The responsibility for this punishment, however, is with the organiser, the state regulatory authorities or the ordinary courts. It is not the responsibility of a sports court. A sports court must do everything in its power to protect and preserve the sporting result. Re-evaluating sporting results to punish the misconduct of spectators or for general preventive reasons is a false and dangerous approach. It can inflict greater damage on football than the misconduct of individual spectators ever could.
The statements made yesterday by the DFB control committee - and their intentions - are alarming. The past shows that the previous failed sanctions policy with exorbitantly increasing fines for the use of pyrotechnics or other misconduct by groups of spectators or individual perpetrators, for example, has not had any preventive effect. On the contrary, the use of pyrotechnics has increased steadily.
Instead of questioning this failed policy and realigning it together with the clubs, the DFB is now even interfering with the competition. The DFB is itself causing the very thing that spectator misconduct has never been able to achieve: endangering the integrity of sporting competition.
This dangerous development for football must be stopped. Therefore, we will first appeal to the Ständige Schiedsgericht für Vereine und Kapitalgesellschaften [Permanent Arbitration Court for Clubs and Corporations of the Licensed Leagues] and have the, in our view, incorrect application of the law reviewed. Our position is clear:
- If a team is weakened, then replay of the game without the weakening at the same location
- If the referee made a mistake due to not stopping play, then the game should be replayed at the same location
The DFB sports court has no discretion – and certainly no political one – to re-evaluate the proper and correct decisions of a referee.

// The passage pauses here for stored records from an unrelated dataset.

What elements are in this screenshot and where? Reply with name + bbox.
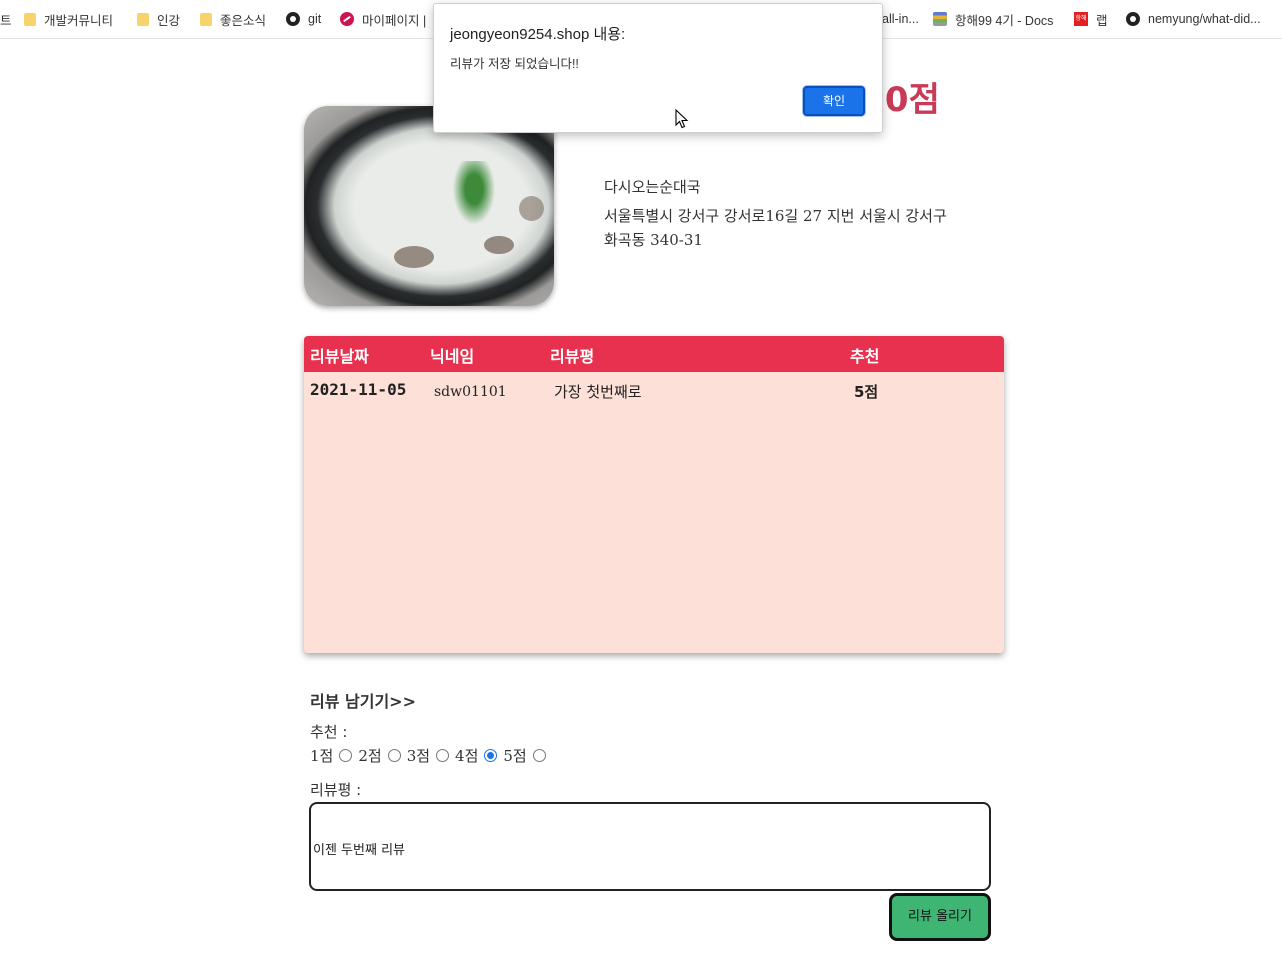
bookmark-label: 랩 <box>1096 13 1108 28</box>
bookmark-partial[interactable]: 트 <box>0 10 12 28</box>
bookmark-folder-dev-community[interactable]: 개발커뮤니티 <box>24 10 113 28</box>
bookmark-all-in[interactable]: all-in... <box>882 10 919 28</box>
rating-label-2: 2점 <box>358 747 382 765</box>
comment-textarea[interactable]: 이젠 두번째 리뷰 <box>309 802 991 891</box>
bookmark-label: 마이페이지 | <box>362 13 427 28</box>
mypage-icon <box>340 12 354 26</box>
bookmark-hanghae-docs[interactable]: 항해99 4기 - Docs <box>933 10 1053 28</box>
bookmark-label: 좋은소식 <box>220 13 267 28</box>
bookmark-label: 항해99 4기 - Docs <box>955 13 1054 28</box>
submit-review-button[interactable]: 리뷰 올리기 <box>889 893 991 941</box>
mouse-cursor-icon <box>675 109 689 129</box>
rating-label-5: 5점 <box>503 747 527 765</box>
header-comment: 리뷰평 <box>550 347 595 366</box>
review-form-heading: 리뷰 남기기>> <box>310 692 416 711</box>
bookmark-label: 인강 <box>157 13 181 28</box>
store-address: 서울특별시 강서구 강서로16길 27 지번 서울시 강서구 화곡동 340-3… <box>604 207 947 249</box>
hanghae-icon: 항해 <box>1074 12 1088 26</box>
rating-label-3: 3점 <box>406 747 431 765</box>
bookmark-label: git <box>308 12 322 26</box>
rating-radio-4[interactable] <box>484 749 498 762</box>
review-comment: 가장 첫번째로 <box>554 383 642 401</box>
header-recommend: 추천 <box>850 347 880 366</box>
alert-ok-button[interactable]: 확인 <box>803 86 865 116</box>
alert-title: jeongyeon9254.shop 내용: <box>450 26 626 43</box>
review-date: 2021-11-05 <box>310 380 407 399</box>
store-photo <box>304 106 554 306</box>
rating-radio-3[interactable] <box>436 749 450 762</box>
store-name: 다시오는순대국 <box>604 178 701 196</box>
rating-options: 1점 2점 3점 4점 5점 <box>310 745 552 766</box>
review-table: 리뷰날짜 닉네임 리뷰평 추천 2021-11-05 sdw01101 가장 첫… <box>304 336 1004 653</box>
github-icon <box>286 12 300 26</box>
bookmark-lab[interactable]: 항해 랩 <box>1074 10 1108 28</box>
header-nickname: 닉네임 <box>430 347 475 366</box>
bookmark-label: nemyung/what-did... <box>1148 12 1261 26</box>
folder-icon <box>24 12 36 26</box>
bookmark-folder-lectures[interactable]: 인강 <box>137 10 180 28</box>
recommend-label: 추천 : <box>310 723 348 741</box>
rating-label-4: 4점 <box>455 747 479 765</box>
rating-radio-2[interactable] <box>387 749 401 762</box>
bookmark-label: 트 <box>0 13 12 28</box>
bookmark-label: all-in... <box>882 12 919 26</box>
bookmark-folder-good-news[interactable]: 좋은소식 <box>200 10 266 28</box>
rating-label-1: 1점 <box>310 747 334 765</box>
comment-label: 리뷰평 : <box>310 781 362 799</box>
review-table-header: 리뷰날짜 닉네임 리뷰평 추천 <box>304 336 1004 372</box>
bookmark-git[interactable]: git <box>286 10 321 28</box>
docs-icon <box>933 12 947 26</box>
alert-message: 리뷰가 저장 되었습니다!! <box>450 57 579 71</box>
rating-radio-1[interactable] <box>339 749 353 762</box>
rating-radio-5[interactable] <box>532 749 546 762</box>
bookmark-github-repo[interactable]: nemyung/what-did... <box>1126 10 1261 28</box>
alert-dialog: jeongyeon9254.shop 내용: 리뷰가 저장 되었습니다!! 확인 <box>433 3 883 133</box>
folder-icon <box>137 12 149 26</box>
folder-icon <box>200 12 212 26</box>
github-icon <box>1126 12 1140 26</box>
header-review-date: 리뷰날짜 <box>310 347 369 366</box>
bookmark-mypage[interactable]: 마이페이지 | <box>340 10 426 28</box>
bookmark-label: 개발커뮤니티 <box>44 13 114 28</box>
review-nickname: sdw01101 <box>434 384 507 400</box>
review-recommend: 5점 <box>854 383 879 401</box>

Therefore, the sporting outcome of the game should either remain at 1-1, or the game should be replayed at the same location.
Due to the fundamental importance for the integrity of the competition and thus for the protection of our club, we will also examine the possibility of taking civil action at the same time. The ongoing proceedings indicate that the DFB's judicial bodies are prioritising their desire to sanction spectators, i.e. people outside of this competition, over their actual mandate of protecting the sporting competition and the participating clubs. We must and will oppose this dangerous development for the sport with all legal means at our disposal.